De plus, cette financiarisation se traduit par un accroissement des prêts non concessionnels. Cela signifie qu’ils deviennent plus onéreux pour les bénéficiaires, afin d’assurer le retour sur investissement nécessaire pour ces opérations qualifiées « d’optimisation de bilan ».
« Ce problème est particulièrement préoccupant compte tenu des risques accrus associés à l’endettement des pays en développement », souligne le rapport de l’OCDE. Cela est particulièrement vrai en Afrique.
« Cette financiarisation pourrait négliger certains secteurs comme l’éducation ou le social, tout en favorisant celui des infrastructures », illustre Olivier Cattanéo, l’un des auteurs.
Bien que la financiarisation du système « a permis d’accroître la capacité de financement des banques multilatérales de développement », reconnaît l’OCDE, celle-ci « ne sera pas suffisante pour mettre en œuvre des mandats multilatéraux élargis englobant notamment la lutte contre le changement climatique, tout en maintenant les actions dans les domaines essentiels comme la réduction de la pauvreté ».
En d’autres termes, cela ne sera pas réalisable sans une augmentation parallèlement des contributions des pays donateurs.
Orientations des fonds et fragmentation de l’aide
Une autre tendance inquiétante est la part croissante des dons « fléchés » par les pays donateurs, illustrant une forme de microgestion de leur part.

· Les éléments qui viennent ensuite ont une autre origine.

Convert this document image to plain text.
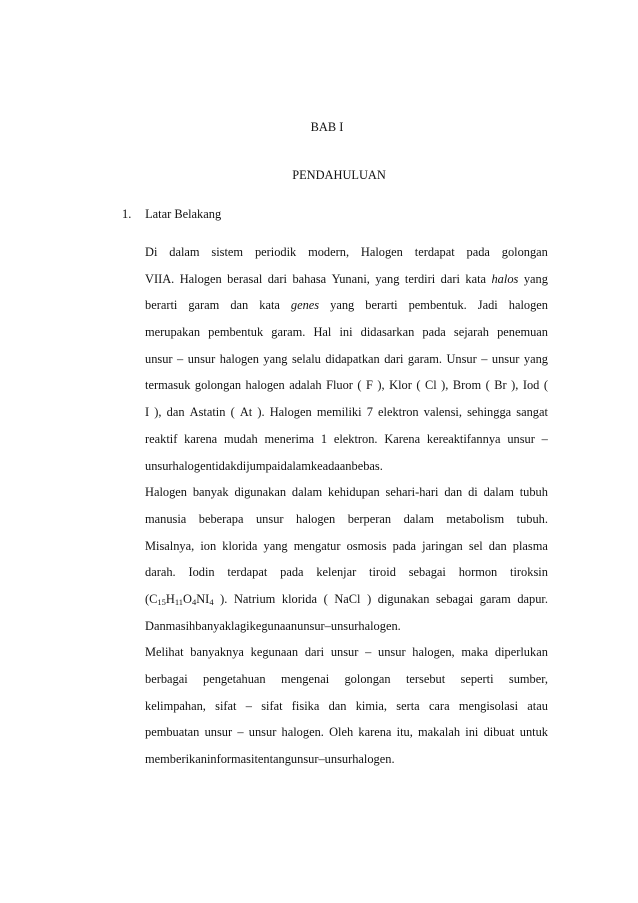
BAB I
PENDAHULUAN
1. Latar Belakang
Di dalam sistem periodik modern, Halogen terdapat pada golongan
VIIA. Halogen berasal dari bahasa Yunani, yang terdiri dari kata halos yang
berarti garam dan kata genes yang berarti pembentuk. Jadi halogen
merupakan pembentuk garam. Hal ini didasarkan pada sejarah penemuan
unsur – unsur halogen yang selalu didapatkan dari garam. Unsur – unsur yang
termasuk golongan halogen adalah Fluor ( F ), Klor ( Cl ), Brom ( Br ), Iod (
I ), dan Astatin ( At ). Halogen memiliki 7 elektron valensi, sehingga sangat
reaktif karena mudah menerima 1 elektron. Karena kereaktifannya unsur –
unsur halogen tidak dijumpai dalam keadaan bebas.
Halogen banyak digunakan dalam kehidupan sehari-hari dan di dalam tubuh
manusia beberapa unsur halogen berperan dalam metabolism tubuh.
Misalnya, ion klorida yang mengatur osmosis pada jaringan sel dan plasma
darah. Iodin terdapat pada kelenjar tiroid sebagai hormon tiroksin
($C_{15}H_{11}O_4NI_4$ ). Natrium klorida ( NaCl ) digunakan sebagai garam dapur.
Dan masih banyak lagi kegunaan unsur – unsur halogen.
Melihat banyaknya kegunaan dari unsur – unsur halogen, maka diperlukan
berbagai pengetahuan mengenai golongan tersebut seperti sumber,
kelimpahan, sifat – sifat fisika dan kimia, serta cara mengisolasi atau
pembuatan unsur – unsur halogen. Oleh karena itu, makalah ini dibuat untuk
memberikan informasi tentang unsur – unsur halogen.
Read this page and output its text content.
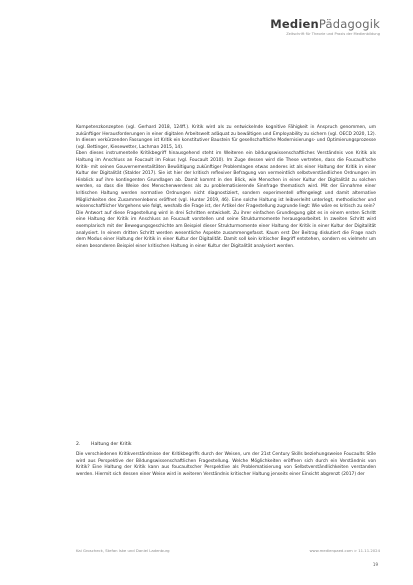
MedienPädagogik
Zeitschrift für Theorie und Praxis der Medienbildung

Kompetenzkonzepten (vgl. Gerhard 2018, 124ff.). Kritik wird als zu entwickelnde kognitive Fähigkeit in Anspruch genommen, um zukünftiger Herausforderungen in einer digitalen Arbeitswelt adäquat zu bewältigen und Employability zu sichern (vgl. OECD 2020, 12). In diesen verkürzenden Fassungen ist Kritik ein konstitutiver Baustein für gesellschaftliche Modernisierungs- und Optimierungsprozesse (vgl. Bettinger, Kiesewetter, Lachman 2015, 14).

Eben dieses instrumentelle Kritikbegriff hinausgehend steht im Weiteren ein bildungswissenschaftliches Verständnis von Kritik als Haltung im Anschluss an Foucault im Fokus (vgl. Foucault 2010). Im Zuge dessen wird die These vertreten, dass die Foucault'sche Kritik- mit seinen Gouvernementalitäten Bewältigung zukünftiger Problemlagen etwas anderes ist als einer Haltung der Kritik in einer Kultur der Digitalität (Stalder 2017). Sie ist hier der kritisch reflexiver Befragung von vermeintlich selbstverständlichen Ordnungen im Hinblick auf ihre kontingenten Grundlagen ab. Damit kommt in den Blick, wie Menschen in einer Kultur der Digitalität zu solchen werden, so dass die Weise des Menschenwerdens als zu problematisierende Sinnfrage thematisch wird. Mit der Einnahme einer kritischen Haltung werden normative Ordnungen nicht diagnostiziert, sondern experimentell offengelegt und damit alternative Möglichkeiten des Zusammenlebens eröffnet (vgl. Hunter 2019, 46). Eine solche Haltung ist leibverleiht unterlegt, methodischer und wissenschaftlicher Vorgehens wie folgt, weshalb die Frage ist, der Artikel der Fragestellung zugrunde liegt: Wie wäre es kritisch zu sein?

Die Antwort auf diese Fragestellung wird in drei Schritten entwickelt. Zu ihrer einfachen Grundlegung gibt es in einem ersten Schritt eine Haltung der Kritik im Anschluss an Foucault vorstellen und seine Strukturmomente herausgearbeitet. In zweiten Schritt wird exemplarisch mit der Bewegungsgeschichte am Beispiel dieser Strukturmomente einer Haltung der Kritik in einer Kultur der Digitalität analysiert. In einem dritten Schritt werden wesentliche Aspekte zusammengefasst. Kaum erst Der Beitrag diskutiert die Frage nach dem Modus einer Haltung der Kritik in einer Kultur der Digitalität. Damit soll kein kritischer Begriff entstehen, sondern es vielmehr um einen besonderen Beispiel einer kritischen Haltung in einer Kultur der Digitalität analysiert werden.

2.	Haltung der Kritik

Die verschiedenen Kritikverständnisse der Kritikbegriffs durch der Weisen, um der 21st Century Skills beziehungsweise Foucaults Stile wird aus Perspektive der Bildungswissenschaftlichen Fragestellung. Welche Möglichkeiten eröffnen sich durch ein Verständnis von Kritik? Eine Haltung der Kritik kann aus foucaultscher Perspektive als Problematisierung von Selbstverständlichkeiten verstanden werden. Hiermit sich dessen einer Weise wird in weiteren Verständnis kritischer Haltung jenseits einer Einsicht abgrenzt (2017) der

Kai Groscheck, Stefan Iske und Daniel Ladenburg	www.medienpaed.com > 11.11.2024
19
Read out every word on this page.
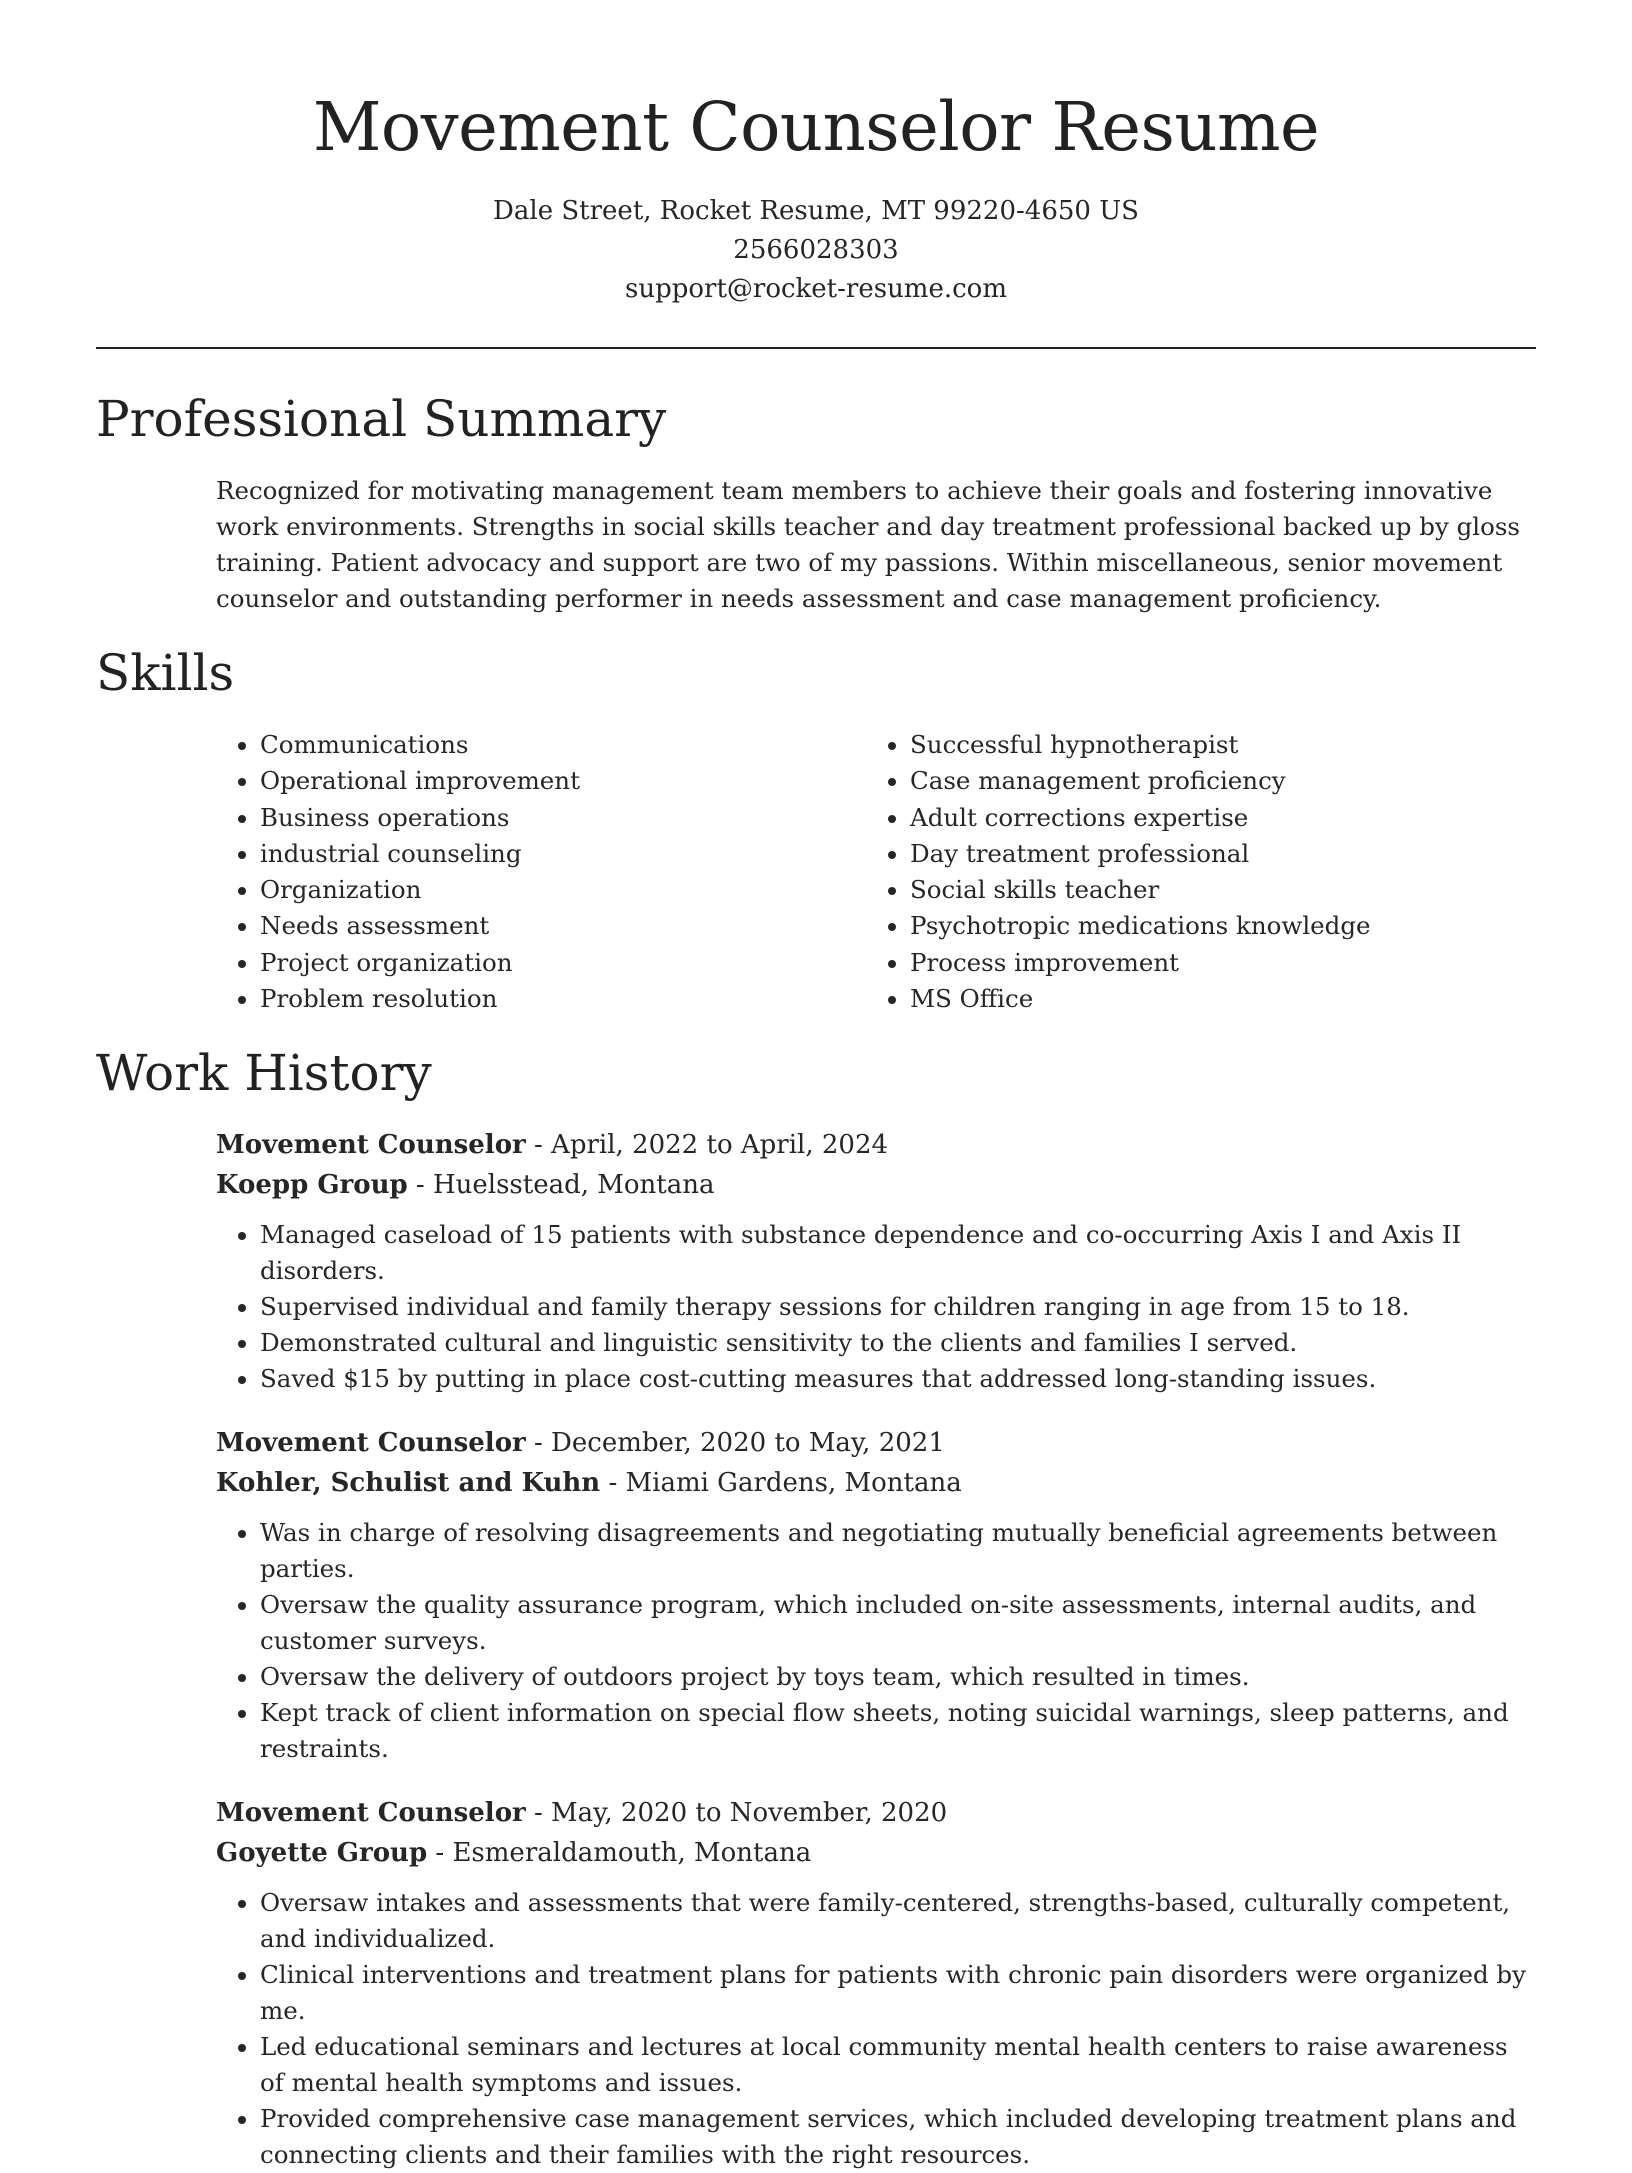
Movement Counselor Resume
Dale Street, Rocket Resume, MT 99220-4650 US
2566028303
support@rocket-resume.com
Professional Summary

Recognized for motivating management team members to achieve their goals and fostering innovative work environments. Strengths in social skills teacher and day treatment professional backed up by gloss training. Patient advocacy and support are two of my passions. Within miscellaneous, senior movement counselor and outstanding performer in needs assessment and case management proficiency.

Skills
• Communications
• Operational improvement
• Business operations
• industrial counseling
• Organization
• Needs assessment
• Project organization
• Problem resolution
• Successful hypnotherapist
• Case management proficiency
• Adult corrections expertise
• Day treatment professional
• Social skills teacher
• Psychotropic medications knowledge
• Process improvement
• MS Office
Work History
Movement Counselor - April, 2022 to April, 2024
Koepp Group - Huelsstead, Montana
• Managed caseload of 15 patients with substance dependence and co-occurring Axis I and Axis II disorders.
• Supervised individual and family therapy sessions for children ranging in age from 15 to 18.
• Demonstrated cultural and linguistic sensitivity to the clients and families I served.
• Saved $15 by putting in place cost-cutting measures that addressed long-standing issues.
Movement Counselor - December, 2020 to May, 2021
Kohler, Schulist and Kuhn - Miami Gardens, Montana
• Was in charge of resolving disagreements and negotiating mutually beneficial agreements between parties.
• Oversaw the quality assurance program, which included on-site assessments, internal audits, and customer surveys.
• Oversaw the delivery of outdoors project by toys team, which resulted in times.
• Kept track of client information on special flow sheets, noting suicidal warnings, sleep patterns, and restraints.
Movement Counselor - May, 2020 to November, 2020
Goyette Group - Esmeraldamouth, Montana
• Oversaw intakes and assessments that were family-centered, strengths-based, culturally competent, and individualized.
• Clinical interventions and treatment plans for patients with chronic pain disorders were organized by me.
• Led educational seminars and lectures at local community mental health centers to raise awareness of mental health symptoms and issues.
• Provided comprehensive case management services, which included developing treatment plans and connecting clients and their families with the right resources.
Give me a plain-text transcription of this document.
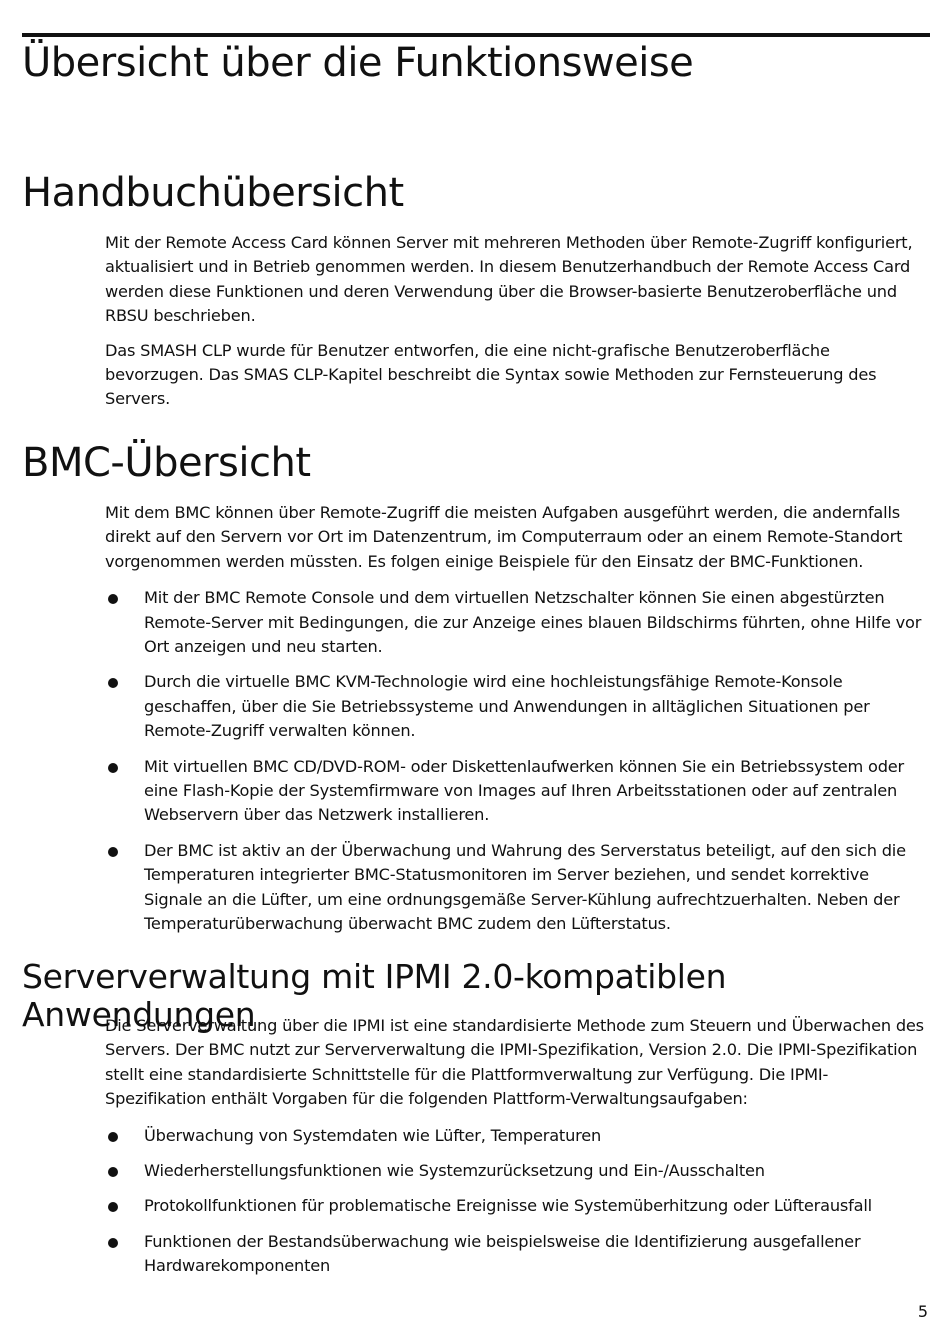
Übersicht über die Funktionsweise
Handbuchübersicht

Mit der Remote Access Card können Server mit mehreren Methoden über Remote-Zugriff konfiguriert, aktualisiert und in Betrieb genommen werden. In diesem Benutzerhandbuch der Remote Access Card werden diese Funktionen und deren Verwendung über die Browser-basierte Benutzeroberfläche und RBSU beschrieben.

Das SMASH CLP wurde für Benutzer entworfen, die eine nicht-grafische Benutzeroberfläche bevorzugen. Das SMAS CLP-Kapitel beschreibt die Syntax sowie Methoden zur Fernsteuerung des Servers.

BMC-Übersicht

Mit dem BMC können über Remote-Zugriff die meisten Aufgaben ausgeführt werden, die andernfalls direkt auf den Servern vor Ort im Datenzentrum, im Computerraum oder an einem Remote-Standort vorgenommen werden müssten. Es folgen einige Beispiele für den Einsatz der BMC-Funktionen.

Mit der BMC Remote Console und dem virtuellen Netzschalter können Sie einen abgestürzten Remote-Server mit Bedingungen, die zur Anzeige eines blauen Bildschirms führten, ohne Hilfe vor Ort anzeigen und neu starten.
Durch die virtuelle BMC KVM-Technologie wird eine hochleistungsfähige Remote-Konsole geschaffen, über die Sie Betriebssysteme und Anwendungen in alltäglichen Situationen per Remote-Zugriff verwalten können.
Mit virtuellen BMC CD/DVD-ROM- oder Diskettenlaufwerken können Sie ein Betriebssystem oder eine Flash-Kopie der Systemfirmware von Images auf Ihren Arbeitsstationen oder auf zentralen Webservern über das Netzwerk installieren.
Der BMC ist aktiv an der Überwachung und Wahrung des Serverstatus beteiligt, auf den sich die Temperaturen integrierter BMC-Statusmonitoren im Server beziehen, und sendet korrektive Signale an die Lüfter, um eine ordnungsgemäße Server-Kühlung aufrechtzuerhalten. Neben der Temperaturüberwachung überwacht BMC zudem den Lüfterstatus.
Serververwaltung mit IPMI 2.0-kompatiblen Anwendungen

Die Serververwaltung über die IPMI ist eine standardisierte Methode zum Steuern und Überwachen des Servers. Der BMC nutzt zur Serververwaltung die IPMI-Spezifikation, Version 2.0. Die IPMI-Spezifikation stellt eine standardisierte Schnittstelle für die Plattformverwaltung zur Verfügung. Die IPMI-Spezifikation enthält Vorgaben für die folgenden Plattform-Verwaltungsaufgaben:

Überwachung von Systemdaten wie Lüfter, Temperaturen
Wiederherstellungsfunktionen wie Systemzurücksetzung und Ein-/Ausschalten
Protokollfunktionen für problematische Ereignisse wie Systemüberhitzung oder Lüfterausfall
Funktionen der Bestandsüberwachung wie beispielsweise die Identifizierung ausgefallener Hardwarekomponenten
5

Contrairement aux contributions « de base » distribuées aux banques multilatérales, ces fonds fléchés sont alloués à des objectifs spécifiques, tels que des besoins humanitaires lors de crises ponctuelles, la lutte contre le Covid-19 ou, plus récemment, l’assistance à l’Ukraine.
Ces dons fléchés ont crû de plus de 400 % au cours de la dernière décennie, contre seulement 43 % pour les contributions classiques. En conséquence, ces fonds ciblés représentent désormais 49 % de l’aide multilatérale, contre 30 % il y a dix ans.
« On pourrait penser que ce fléchage est bénéfique car il permet de répondre rapidement aux crises. Cependant, certaines études montrent qu’il peut en fait retarder la réponse qui aurait été plus rapide en utilisant les fonds pluriannuels de base disponibles pour les donateurs », explique Lisa Chauvet, économiste et spécialiste du financement du développement à l’université Paris 1.
Par ailleurs, « Ils engendrent une distorsion en faveur des objectifs qui servent les intérêts des bailleurs, et vers des projets à court terme dont les résultats sont plus faciles à mesurer », ajoute la chercheuse. Ils augmentent également les coûts de gestion, de reporting, de levée de fonds, etc., pour les bailleurs. »
En revanche, les contributions de base « permettent aux organisations multilatérales la flexibilité nécessaire pour allouer des fonds en fonction de l’évolution des besoins des pays bénéficiaires », souligne l’organisation.
Enfin, le rapport souligne la fragmentation croissante de l’aide au développement, avec l’avènement de pays émergents. En tête, la Chine, suivie par des pays comme l’Inde ou l’Arabie saoudite.
À noter : « Ces nouveaux donateurs offrent une bien plus grande latitude aux organisations multilatérales, en se servant moins de contributions fléchées », observe Olivier Cattanéo.
Cependant, la multiplicité des donateurs soulève plusieurs défis pour l’architecture mondiale du développement, ce qui implique, par exemple, une révision du cadre de restructuration des dettes des pays bénéficiaires, dont les nouveaux donateurs ne font pas partie pour le moment.
En opposition à ces défis, le gouvernement français a décidé, après plusieurs années d’augmentation, de réduire son budget d’aide au développement : celui-ci a été diminué de 1,3 milliard d’euros dans son projet de loi de finances pour 2025.